Jason Wang, technical director for Computer and Analytic Sciences Research Organization at the NSA, said the agency is “very active” in understanding the opportunities around large language models. Like the CIA, the NSA is looking at how the technology could be used to help develop first drafts or summarize large amounts of information, Wang said.
“But we do also recognize large language models, in the current iteration, they are fairly static in terms of the cost to train this massive thing,” he continued during a July 14 panel. “The outcome from a language model is going to be four to six months old. So in building responses at speed and scale, sort of chasing this dynamic information landscape, we are also keeping our eye on and continuing to advance research in other methods, like reinforcement learning, extreme machine learning.”
The intelligence community’s use of AI is further complicated by privacy laws and other restrictions on what kind of data intelligence agencies can use.
And while many large language models are trained on wide swaths of data from the Internet, most intelligence community systems are “air-gapped,” or separated from outside networks, due to security and classification policies.
“We work in a place where our systems are separate from the internet, and the rest of the world,” Raman said. “So that integration aspect also is something that we need to continue to work on and optimize.”
Officials also pointed to the need to understand both the data feeding the models, as well as the algorithms underpinning the decisions those models make.

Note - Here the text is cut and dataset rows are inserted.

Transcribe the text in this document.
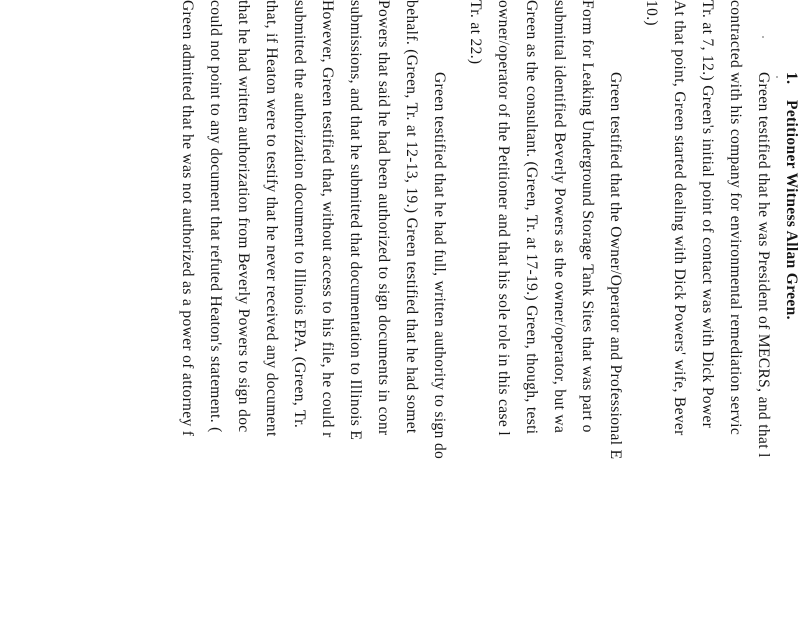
1.Petitioner Witness Allan Green.
Green testified that he was President of MECRS, and that l
contracted with his company for environmental remediation servic
Tr. at 7, 12.) Green's initial point of contact was with Dick Power
At that point, Green started dealing with Dick Powers' wife, Bever
10.)
Green testified that the Owner/Operator and Professional E
Form for Leaking Underground Storage Tank Sites that was part o
submittal identified Beverly Powers as the owner/operator, but wa
Green as the consultant. (Green, Tr. at 17-19.) Green, though, testi
owner/operator of the Petitioner and that his sole role in this case l
Tr. at 22.)
Green testified that he had full, written authority to sign do
behalf. (Green, Tr. at 12-13, 19.) Green testified that he had somet
Powers that said he had been authorized to sign documents in conr
submissions, and that he submitted that documentation to Illinois E
However, Green testified that, without access to his file, he could r
submitted the authorization document to Illinois EPA. (Green, Tr.
that, if Heaton were to testify that he never received any document
that he had written authorization from Beverly Powers to sign doc
could not point to any document that refuted Heaton's statement. (
Green admitted that he was not authorized as a power of attorney f
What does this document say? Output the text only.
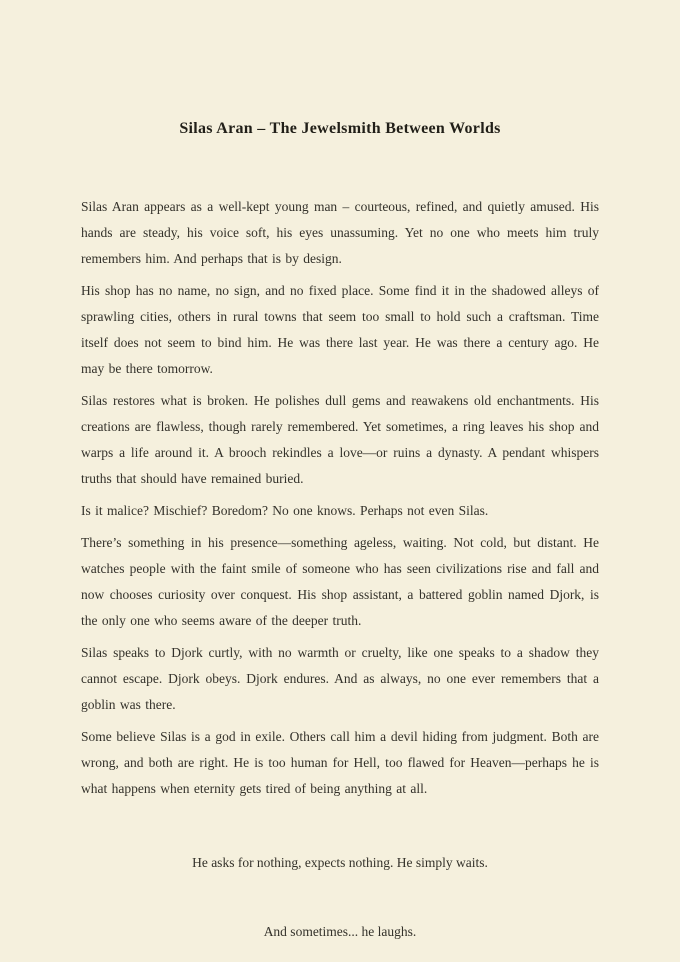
Silas Aran – The Jewelsmith Between Worlds

Silas Aran appears as a well-kept young man – courteous, refined, and quietly amused. His hands are steady, his voice soft, his eyes unassuming. Yet no one who meets him truly remembers him. And perhaps that is by design.

His shop has no name, no sign, and no fixed place. Some find it in the shadowed alleys of sprawling cities, others in rural towns that seem too small to hold such a craftsman. Time itself does not seem to bind him. He was there last year. He was there a century ago. He may be there tomorrow.

Silas restores what is broken. He polishes dull gems and reawakens old enchantments. His creations are flawless, though rarely remembered. Yet sometimes, a ring leaves his shop and warps a life around it. A brooch rekindles a love—or ruins a dynasty. A pendant whispers truths that should have remained buried.

Is it malice? Mischief? Boredom? No one knows. Perhaps not even Silas.

There’s something in his presence—something ageless, waiting. Not cold, but distant. He watches people with the faint smile of someone who has seen civilizations rise and fall and now chooses curiosity over conquest. His shop assistant, a battered goblin named Djork, is the only one who seems aware of the deeper truth.

Silas speaks to Djork curtly, with no warmth or cruelty, like one speaks to a shadow they cannot escape. Djork obeys. Djork endures. And as always, no one ever remembers that a goblin was there.

Some believe Silas is a god in exile. Others call him a devil hiding from judgment. Both are wrong, and both are right. He is too human for Hell, too flawed for Heaven—perhaps he is what happens when eternity gets tired of being anything at all.

He asks for nothing, expects nothing. He simply waits.

And sometimes... he laughs.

“We have to trust the data before we do anything else,” Defense Intelligence Agency Chief of Staff John Kirchhoffer said July 13. “Secondary for us is making sure that the machine learning algorithms that we put in place aren’t just ethical, but they’re also tradecraft compliant, in the same way that we hold our human analysts accountable for tradecraft, we need to do the same thing for the machine. . . . we need to know what’s inside the black box.”
But questions around how large language models learn and the extent to which they understand context, logic and reason, remain topics of intense debate.
“Collectively as a technical community, we don’t fully understand the limits and boundaries of the behaviors of these models when we’re running them at scale,” Wang said. “There’s a lot that we collectively need to get together to figure out in the space of a safe, trusted and aligned operation under this new language model AI framework.”
But with the recent advances, Congress is now considering new laws that would require the intelligence community to adopt new policies around AI.
The fiscal year 2024 Intelligence Authorization Act advanced by the Senate Select Committee on Intelligence last month would require the director of national intelligence to establish policies governing all spy agencies’ use of AI within one year of the law’s enactment.
The required policies would include “guidelines for evaluating the performance of models developed or acquired by elements of the intelligence community,” as well as standards around the data used to train models that are acquired by agencies.
The Office of the Director of National Intelligence last published an AI strategy for the intelligence community in 2019 when it released the AIM initiative. More than four years later, Grunspan said the strategy is “definitely due” for an update.
“I’m glad that we didn’t necessarily put it out before now, because so much has changed,” she said.